1. Mensagem do nosso camarada Mário Beja Santos (ex-Alf Mil, CMDT do Pel Caç Nat 52, Missirá e Bambadinca, 1968/70), com data de 16 de Agosto de 2013:
Queridos amigos,
Após a investigação marcadamente inovadora que José Manuel Braga Dias faz na sua tese de dissertação de licenciatura às atitudes e comportamentos dos guineenses perante o fenómeno da subversão e da luta armada, mostra-se igualmente importante o registo que faz aos Congressos do Povo da Guiné, à emergência da nova força militar africana, bem como a caraterização que faz à sociedade guineense tanto em meio urbano como rural.
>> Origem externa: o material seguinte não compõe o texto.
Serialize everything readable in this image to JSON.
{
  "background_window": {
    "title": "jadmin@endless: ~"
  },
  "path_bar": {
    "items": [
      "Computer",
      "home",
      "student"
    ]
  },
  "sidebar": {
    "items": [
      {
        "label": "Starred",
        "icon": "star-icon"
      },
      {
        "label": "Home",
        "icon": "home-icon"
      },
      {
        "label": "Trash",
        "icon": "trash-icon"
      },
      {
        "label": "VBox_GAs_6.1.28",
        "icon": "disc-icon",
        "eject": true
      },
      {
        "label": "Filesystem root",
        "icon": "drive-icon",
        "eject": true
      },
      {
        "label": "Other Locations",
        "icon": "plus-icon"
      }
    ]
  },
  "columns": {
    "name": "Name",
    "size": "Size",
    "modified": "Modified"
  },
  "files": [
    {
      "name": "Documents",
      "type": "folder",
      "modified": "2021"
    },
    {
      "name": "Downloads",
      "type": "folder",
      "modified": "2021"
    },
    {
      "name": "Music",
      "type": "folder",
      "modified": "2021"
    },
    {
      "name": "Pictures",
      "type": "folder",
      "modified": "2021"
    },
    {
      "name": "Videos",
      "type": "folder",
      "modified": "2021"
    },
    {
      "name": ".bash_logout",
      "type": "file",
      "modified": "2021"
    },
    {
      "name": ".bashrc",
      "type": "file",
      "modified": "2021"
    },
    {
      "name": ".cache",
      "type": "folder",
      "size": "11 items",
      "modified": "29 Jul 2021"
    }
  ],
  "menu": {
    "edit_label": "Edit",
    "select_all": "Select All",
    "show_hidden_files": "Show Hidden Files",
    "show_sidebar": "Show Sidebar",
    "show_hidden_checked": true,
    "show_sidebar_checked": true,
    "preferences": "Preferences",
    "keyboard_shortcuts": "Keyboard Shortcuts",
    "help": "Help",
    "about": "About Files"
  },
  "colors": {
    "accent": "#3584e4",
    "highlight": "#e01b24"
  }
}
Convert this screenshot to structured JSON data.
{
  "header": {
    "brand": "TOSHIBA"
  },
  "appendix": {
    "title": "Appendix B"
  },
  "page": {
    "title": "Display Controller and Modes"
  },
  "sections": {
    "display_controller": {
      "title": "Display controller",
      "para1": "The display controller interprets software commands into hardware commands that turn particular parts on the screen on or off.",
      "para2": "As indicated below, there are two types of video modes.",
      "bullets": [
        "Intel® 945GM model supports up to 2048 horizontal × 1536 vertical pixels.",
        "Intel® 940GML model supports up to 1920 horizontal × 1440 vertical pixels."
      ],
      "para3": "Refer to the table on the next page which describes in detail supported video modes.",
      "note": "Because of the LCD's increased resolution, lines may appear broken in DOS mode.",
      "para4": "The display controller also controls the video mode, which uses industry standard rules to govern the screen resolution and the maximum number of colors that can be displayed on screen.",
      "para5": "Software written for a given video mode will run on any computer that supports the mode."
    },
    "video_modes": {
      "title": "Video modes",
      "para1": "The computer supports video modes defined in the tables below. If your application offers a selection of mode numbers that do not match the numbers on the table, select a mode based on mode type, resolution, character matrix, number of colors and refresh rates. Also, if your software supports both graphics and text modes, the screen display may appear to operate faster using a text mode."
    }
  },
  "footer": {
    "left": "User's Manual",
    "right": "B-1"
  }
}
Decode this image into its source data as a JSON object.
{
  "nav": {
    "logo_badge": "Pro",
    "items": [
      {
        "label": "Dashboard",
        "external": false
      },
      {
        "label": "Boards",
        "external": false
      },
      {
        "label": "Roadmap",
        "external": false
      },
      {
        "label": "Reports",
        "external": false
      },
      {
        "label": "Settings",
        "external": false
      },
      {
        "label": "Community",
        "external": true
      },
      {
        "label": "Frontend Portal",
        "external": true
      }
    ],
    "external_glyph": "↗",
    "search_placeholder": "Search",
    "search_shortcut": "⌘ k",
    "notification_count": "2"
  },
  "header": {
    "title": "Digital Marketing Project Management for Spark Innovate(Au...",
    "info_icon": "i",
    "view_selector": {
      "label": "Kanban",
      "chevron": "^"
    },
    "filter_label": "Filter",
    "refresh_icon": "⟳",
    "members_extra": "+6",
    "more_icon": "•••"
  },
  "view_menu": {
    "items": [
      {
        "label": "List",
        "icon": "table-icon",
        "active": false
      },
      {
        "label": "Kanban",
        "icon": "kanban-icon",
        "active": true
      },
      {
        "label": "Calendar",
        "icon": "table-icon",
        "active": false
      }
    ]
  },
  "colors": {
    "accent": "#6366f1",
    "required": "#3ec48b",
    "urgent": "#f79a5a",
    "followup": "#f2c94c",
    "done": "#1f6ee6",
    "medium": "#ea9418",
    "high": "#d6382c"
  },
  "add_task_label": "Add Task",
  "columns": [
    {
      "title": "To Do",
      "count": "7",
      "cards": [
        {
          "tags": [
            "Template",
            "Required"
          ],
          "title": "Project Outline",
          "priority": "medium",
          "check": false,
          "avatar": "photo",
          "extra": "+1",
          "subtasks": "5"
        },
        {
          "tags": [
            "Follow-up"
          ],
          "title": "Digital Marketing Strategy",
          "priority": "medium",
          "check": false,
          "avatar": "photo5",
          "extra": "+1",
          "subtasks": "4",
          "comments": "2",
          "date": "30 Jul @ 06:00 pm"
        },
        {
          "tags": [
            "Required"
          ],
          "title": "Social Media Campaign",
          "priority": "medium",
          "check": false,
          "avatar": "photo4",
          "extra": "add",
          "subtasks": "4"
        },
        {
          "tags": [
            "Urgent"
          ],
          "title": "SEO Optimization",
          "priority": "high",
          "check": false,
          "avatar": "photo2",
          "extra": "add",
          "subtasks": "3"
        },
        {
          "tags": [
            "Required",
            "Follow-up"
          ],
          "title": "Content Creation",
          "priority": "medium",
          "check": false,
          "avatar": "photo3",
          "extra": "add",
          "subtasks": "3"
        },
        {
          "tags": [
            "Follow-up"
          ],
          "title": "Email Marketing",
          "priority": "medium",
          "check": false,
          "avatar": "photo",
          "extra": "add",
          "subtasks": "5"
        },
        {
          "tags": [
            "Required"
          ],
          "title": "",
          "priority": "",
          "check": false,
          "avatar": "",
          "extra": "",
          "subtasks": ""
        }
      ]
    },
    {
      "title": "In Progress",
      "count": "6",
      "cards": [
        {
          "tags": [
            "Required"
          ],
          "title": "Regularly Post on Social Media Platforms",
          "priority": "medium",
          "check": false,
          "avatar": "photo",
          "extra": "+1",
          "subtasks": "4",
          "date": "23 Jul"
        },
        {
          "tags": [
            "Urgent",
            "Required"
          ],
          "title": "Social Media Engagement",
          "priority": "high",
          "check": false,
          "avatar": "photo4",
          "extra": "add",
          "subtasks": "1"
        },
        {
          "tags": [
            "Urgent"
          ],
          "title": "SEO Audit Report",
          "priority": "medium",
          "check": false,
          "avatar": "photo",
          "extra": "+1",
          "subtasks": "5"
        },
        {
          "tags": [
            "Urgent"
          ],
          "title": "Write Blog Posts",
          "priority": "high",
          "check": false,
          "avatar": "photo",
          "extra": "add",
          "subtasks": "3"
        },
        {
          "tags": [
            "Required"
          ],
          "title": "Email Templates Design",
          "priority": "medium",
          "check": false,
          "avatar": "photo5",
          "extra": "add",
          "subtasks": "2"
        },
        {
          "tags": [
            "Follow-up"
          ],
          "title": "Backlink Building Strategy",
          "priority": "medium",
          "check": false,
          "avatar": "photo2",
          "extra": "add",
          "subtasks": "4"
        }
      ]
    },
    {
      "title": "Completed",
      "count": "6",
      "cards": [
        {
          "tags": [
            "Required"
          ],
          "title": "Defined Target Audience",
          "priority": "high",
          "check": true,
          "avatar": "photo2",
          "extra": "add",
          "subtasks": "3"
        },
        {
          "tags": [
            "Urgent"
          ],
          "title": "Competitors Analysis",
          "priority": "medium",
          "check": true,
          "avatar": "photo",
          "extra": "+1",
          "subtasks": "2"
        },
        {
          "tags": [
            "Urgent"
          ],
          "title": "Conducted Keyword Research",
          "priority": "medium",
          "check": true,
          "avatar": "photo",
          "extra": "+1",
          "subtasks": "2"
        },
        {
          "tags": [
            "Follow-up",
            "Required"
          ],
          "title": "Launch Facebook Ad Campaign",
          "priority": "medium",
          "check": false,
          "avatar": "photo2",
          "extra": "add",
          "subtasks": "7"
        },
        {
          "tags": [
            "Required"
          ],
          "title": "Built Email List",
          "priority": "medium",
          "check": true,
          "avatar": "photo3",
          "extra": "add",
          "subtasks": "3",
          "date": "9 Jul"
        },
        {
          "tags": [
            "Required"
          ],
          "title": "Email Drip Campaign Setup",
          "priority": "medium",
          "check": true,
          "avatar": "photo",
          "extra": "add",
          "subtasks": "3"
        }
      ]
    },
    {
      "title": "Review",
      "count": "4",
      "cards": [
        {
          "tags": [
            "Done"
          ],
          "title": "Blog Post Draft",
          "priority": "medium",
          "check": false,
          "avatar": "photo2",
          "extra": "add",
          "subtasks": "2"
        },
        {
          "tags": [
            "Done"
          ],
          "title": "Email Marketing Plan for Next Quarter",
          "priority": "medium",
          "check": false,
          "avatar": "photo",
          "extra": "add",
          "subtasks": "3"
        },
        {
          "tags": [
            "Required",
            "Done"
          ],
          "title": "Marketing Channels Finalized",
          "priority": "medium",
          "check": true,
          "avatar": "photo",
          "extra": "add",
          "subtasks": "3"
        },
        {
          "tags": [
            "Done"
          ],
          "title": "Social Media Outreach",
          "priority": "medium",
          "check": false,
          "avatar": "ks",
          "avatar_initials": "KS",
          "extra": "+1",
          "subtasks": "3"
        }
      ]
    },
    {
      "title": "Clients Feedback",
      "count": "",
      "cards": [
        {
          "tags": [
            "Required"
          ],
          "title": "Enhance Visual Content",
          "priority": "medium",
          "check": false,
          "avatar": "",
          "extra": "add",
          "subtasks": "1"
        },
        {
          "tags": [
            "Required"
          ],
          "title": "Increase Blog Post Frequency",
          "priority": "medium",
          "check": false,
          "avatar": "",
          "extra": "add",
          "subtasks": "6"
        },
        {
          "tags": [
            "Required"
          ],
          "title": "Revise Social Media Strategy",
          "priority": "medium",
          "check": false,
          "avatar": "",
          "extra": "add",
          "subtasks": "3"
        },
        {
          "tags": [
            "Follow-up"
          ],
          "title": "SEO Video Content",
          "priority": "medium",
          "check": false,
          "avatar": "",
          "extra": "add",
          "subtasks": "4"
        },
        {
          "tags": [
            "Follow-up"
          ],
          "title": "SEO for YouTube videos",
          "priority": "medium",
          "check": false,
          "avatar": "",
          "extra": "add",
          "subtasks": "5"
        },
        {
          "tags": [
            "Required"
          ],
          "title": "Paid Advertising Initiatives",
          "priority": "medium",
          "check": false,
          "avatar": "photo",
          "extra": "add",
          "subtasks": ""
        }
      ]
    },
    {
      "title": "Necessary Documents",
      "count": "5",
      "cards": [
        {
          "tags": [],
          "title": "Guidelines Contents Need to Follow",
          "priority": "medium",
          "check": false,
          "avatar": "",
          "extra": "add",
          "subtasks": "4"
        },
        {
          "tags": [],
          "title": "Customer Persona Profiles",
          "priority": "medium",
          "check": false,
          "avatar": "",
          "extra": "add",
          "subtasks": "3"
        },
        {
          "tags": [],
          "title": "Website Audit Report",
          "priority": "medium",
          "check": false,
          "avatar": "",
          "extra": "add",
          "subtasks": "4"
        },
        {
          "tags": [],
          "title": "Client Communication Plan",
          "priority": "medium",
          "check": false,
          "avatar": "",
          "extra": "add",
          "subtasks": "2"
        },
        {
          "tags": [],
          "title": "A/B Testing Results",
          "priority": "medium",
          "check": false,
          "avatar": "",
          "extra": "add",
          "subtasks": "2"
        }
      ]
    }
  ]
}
O autor terá gozado de um acesso privilegiado a meios de informação, respigou comunicações de grande utilidade nas entrevistas, e também por meio de consultas de personalidades sobretudo no campo da administração civil, que lhe permitiram registar impressões e dados que não se encontram noutros documentos da época. Parece, aliás, surpreendente que este trabalho sobre a mudança sociocultural na Guiné Portuguesa não tenha sido objeto de qualquer referência na historiografia mais competente.
Mistérios!
Um abraço do
Mário
Mudança sociocultural na Guiné Portuguesa (3)
Beja Santos
Trata-se de uma tese de licenciatura apresentada no ISCPU com o título “Mudança Sociocultural na Guiné Portuguesa”, e o seu autor é José Manuel Braga Dias. Em jeito de síntese, procurou-se destacar o que o autor escreveu sobre a estrutura sociocultural da Guiné anterior à eclosão do terrorismo e, aspeto verdadeiramente inovador, o que ele escreve sobre as atitudes e comportamentos das etnias guineenses diante da subversão. Oferece-nos um quadro riquíssimo de dados que permitem, inequivocamente, perceber adesões a um lado e a outro, como o PAIGC se aproveitou de tensões étnicas, como os chefes políticos vencidos se refugiaram no PAIGC, como se cometeram erros de palmatória em nomeações pela administração portuguesa, disseca região por região, e, por exemplo, fica-se a perceber o que se passou no regulado do Forreá em que os chefes políticos se refugiram na República da Guiné e não tivessem sido os dignatários religiosos e islâmicos a tomar uma posição de resistência à subversão, a presença portuguesa ficaria ainda mais comprometida do que ficou depois dos acontecimentos de 1963.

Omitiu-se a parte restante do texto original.